Officials: Early to say fewer quakes due to fracking limits
Hutchinson Earthquakes appear to be striking Kansas less frequently but officials say it's too early to say whether new rules are the reason.
The Hutchinson News reports the Kansas Corporation Commission issued an order on March 20 that set a new maximum daily amount of waste saltwater injection amounts in Harper and Sumner counties. The order also further limited disposal levels in five specific areas of "seismic concern."
The Kansas Geological Survey has recorded more than 200 earthquakes since Jan. 1, 2013, after detecting just five over the previous 10 years, according to its website. Since September, the region has had an average on 17 earthquakes of magnitude 2.0 or higher each month. A 4.9-magnitude quake near Milan in Sumner County, struck in November.
A vast majority of those earthquakes have been recorded in south-central Kansas, where much of the recent hydraulic fracturing activity has occurred.
State scientists and regulators have suggested the injections, which dispose of the saltwater byproduct of oil and gas production from hydraulic fracturing, are likely triggering the tremors along existing but previously unknown fault lines in the region.
The order, which went into effect March 30, will cut injection in some wells by up to 60 percent when fully implemented by late June.
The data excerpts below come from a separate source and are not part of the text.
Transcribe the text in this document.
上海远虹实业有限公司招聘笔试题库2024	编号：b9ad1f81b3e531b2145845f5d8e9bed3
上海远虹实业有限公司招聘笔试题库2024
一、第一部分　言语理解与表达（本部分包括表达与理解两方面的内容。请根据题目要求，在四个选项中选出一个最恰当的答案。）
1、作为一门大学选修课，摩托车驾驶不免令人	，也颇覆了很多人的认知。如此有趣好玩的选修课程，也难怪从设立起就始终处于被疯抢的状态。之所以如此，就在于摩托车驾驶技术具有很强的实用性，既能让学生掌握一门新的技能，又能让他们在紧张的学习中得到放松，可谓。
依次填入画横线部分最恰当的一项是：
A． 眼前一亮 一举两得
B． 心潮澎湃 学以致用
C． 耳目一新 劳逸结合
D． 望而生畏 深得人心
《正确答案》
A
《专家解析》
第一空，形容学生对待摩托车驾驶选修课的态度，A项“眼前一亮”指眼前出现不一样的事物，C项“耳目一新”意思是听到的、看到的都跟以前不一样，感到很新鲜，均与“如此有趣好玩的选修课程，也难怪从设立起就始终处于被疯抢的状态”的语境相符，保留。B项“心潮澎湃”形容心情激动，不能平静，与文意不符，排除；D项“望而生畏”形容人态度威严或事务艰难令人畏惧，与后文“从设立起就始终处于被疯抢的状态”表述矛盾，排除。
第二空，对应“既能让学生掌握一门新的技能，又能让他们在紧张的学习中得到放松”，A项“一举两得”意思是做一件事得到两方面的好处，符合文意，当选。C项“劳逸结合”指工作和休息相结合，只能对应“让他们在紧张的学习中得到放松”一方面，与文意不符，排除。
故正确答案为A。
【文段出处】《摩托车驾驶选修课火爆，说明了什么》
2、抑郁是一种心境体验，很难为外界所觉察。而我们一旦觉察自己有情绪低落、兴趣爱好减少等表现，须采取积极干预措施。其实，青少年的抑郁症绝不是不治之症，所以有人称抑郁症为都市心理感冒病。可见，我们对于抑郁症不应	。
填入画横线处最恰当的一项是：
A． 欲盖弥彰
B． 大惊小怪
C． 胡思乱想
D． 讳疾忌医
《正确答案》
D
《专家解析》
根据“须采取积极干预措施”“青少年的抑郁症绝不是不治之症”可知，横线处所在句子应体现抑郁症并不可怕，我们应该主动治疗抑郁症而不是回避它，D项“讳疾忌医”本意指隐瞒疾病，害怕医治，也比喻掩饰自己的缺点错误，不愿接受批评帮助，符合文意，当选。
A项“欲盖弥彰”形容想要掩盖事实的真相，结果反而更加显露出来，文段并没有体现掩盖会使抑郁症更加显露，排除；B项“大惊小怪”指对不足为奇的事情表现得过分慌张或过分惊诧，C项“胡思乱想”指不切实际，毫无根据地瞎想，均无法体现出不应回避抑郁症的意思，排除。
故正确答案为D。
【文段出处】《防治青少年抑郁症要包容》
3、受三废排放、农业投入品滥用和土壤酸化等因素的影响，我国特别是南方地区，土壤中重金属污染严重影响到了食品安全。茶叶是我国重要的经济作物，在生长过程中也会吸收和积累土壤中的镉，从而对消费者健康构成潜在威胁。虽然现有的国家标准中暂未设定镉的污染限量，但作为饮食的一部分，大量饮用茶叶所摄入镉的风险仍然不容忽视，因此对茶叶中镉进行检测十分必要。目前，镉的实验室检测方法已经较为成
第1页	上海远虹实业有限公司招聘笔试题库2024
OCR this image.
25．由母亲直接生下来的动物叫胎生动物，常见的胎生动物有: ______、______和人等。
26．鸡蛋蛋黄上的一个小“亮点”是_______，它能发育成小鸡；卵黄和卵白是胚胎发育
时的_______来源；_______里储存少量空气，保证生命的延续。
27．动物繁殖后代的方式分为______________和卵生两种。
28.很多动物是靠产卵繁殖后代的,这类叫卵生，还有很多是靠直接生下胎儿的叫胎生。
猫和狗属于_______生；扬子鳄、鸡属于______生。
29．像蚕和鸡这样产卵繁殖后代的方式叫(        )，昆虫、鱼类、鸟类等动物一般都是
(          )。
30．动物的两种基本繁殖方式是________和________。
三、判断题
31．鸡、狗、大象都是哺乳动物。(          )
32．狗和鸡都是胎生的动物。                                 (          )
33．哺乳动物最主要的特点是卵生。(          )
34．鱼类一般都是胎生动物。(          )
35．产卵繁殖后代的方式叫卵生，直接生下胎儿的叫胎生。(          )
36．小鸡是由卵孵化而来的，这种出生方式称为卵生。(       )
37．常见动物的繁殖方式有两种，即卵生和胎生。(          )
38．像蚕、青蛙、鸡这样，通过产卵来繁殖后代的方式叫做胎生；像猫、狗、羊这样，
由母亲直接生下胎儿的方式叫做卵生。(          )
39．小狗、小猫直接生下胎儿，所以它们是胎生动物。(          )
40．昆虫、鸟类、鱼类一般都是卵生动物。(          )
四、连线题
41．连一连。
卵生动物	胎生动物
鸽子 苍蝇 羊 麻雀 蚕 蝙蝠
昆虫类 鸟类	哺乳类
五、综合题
The order only affects 20 wells.
The Kansas Corporation Commission decided to reduce injection amounts instead of stopping them altogether because there was concern that a large change in disposal volumes would actually trigger bigger earthquakes.
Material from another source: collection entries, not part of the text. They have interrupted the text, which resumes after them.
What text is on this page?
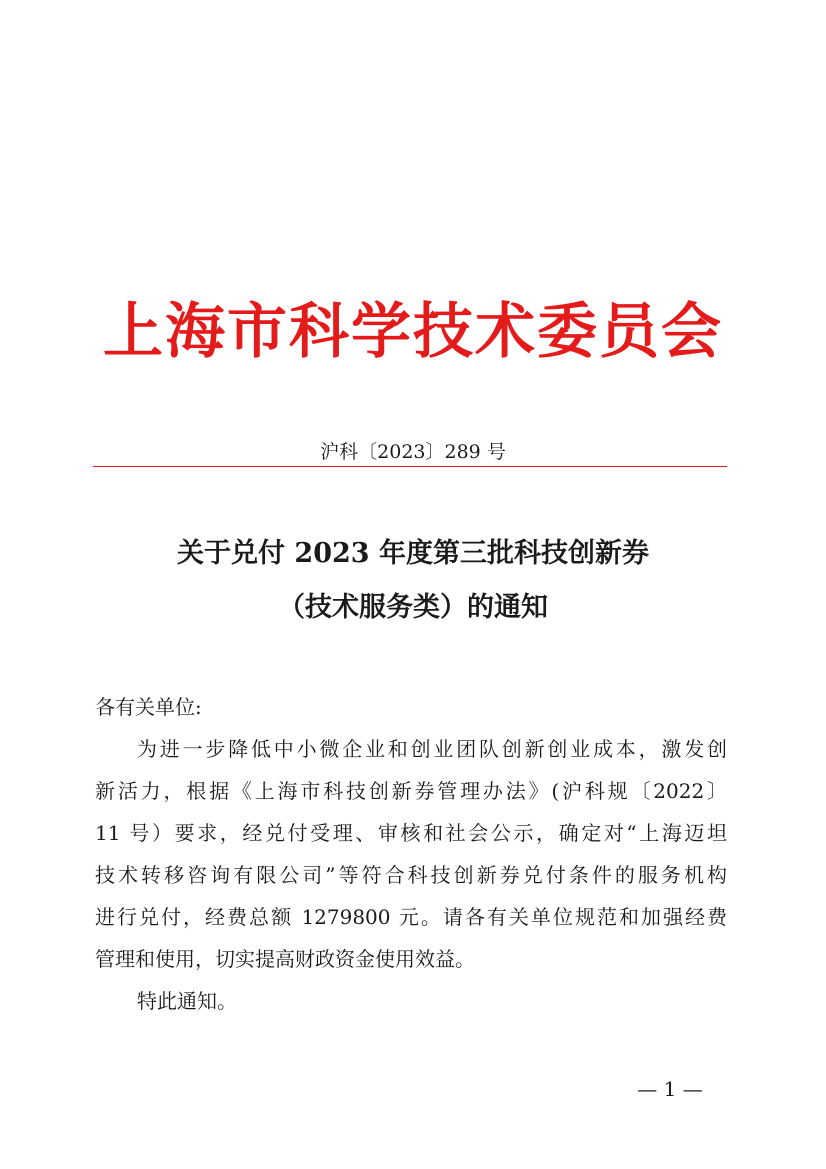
上海市科学技术委员会
沪科〔2023〕289 号
关于兑付 2023 年度第三批科技创新券
（技术服务类）的通知
各有关单位:
为进一步降低中小微企业和创业团队创新创业成本，激发创
新活力，根据《上海市科技创新券管理办法》(沪科规〔2022〕
11 号）要求，经兑付受理、审核和社会公示，确定对“上海迈坦
技术转移咨询有限公司”等符合科技创新券兑付条件的服务机构
进行兑付，经费总额 1279800 元。请各有关单位规范和加强经费
管理和使用，切实提高财政资金使用效益。
特此通知。
— 1 —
According to the commission's documents, more than 110 million gallons of wastewater were injected beneath Harper and Sumner counties in 2014. Only 51.8 million gallons were injected under Harper County in 2013, according to the commission's order.
The commission, along with the Kansas Geological Survey, identified elongated areas of seismic concern based on clusters of earthquakes.
"We did not look at specific wells, but looked at how earthquakes were clustered and at subsurface linear features that might indicate where faults might be," said KGS Director Rex Buchanan.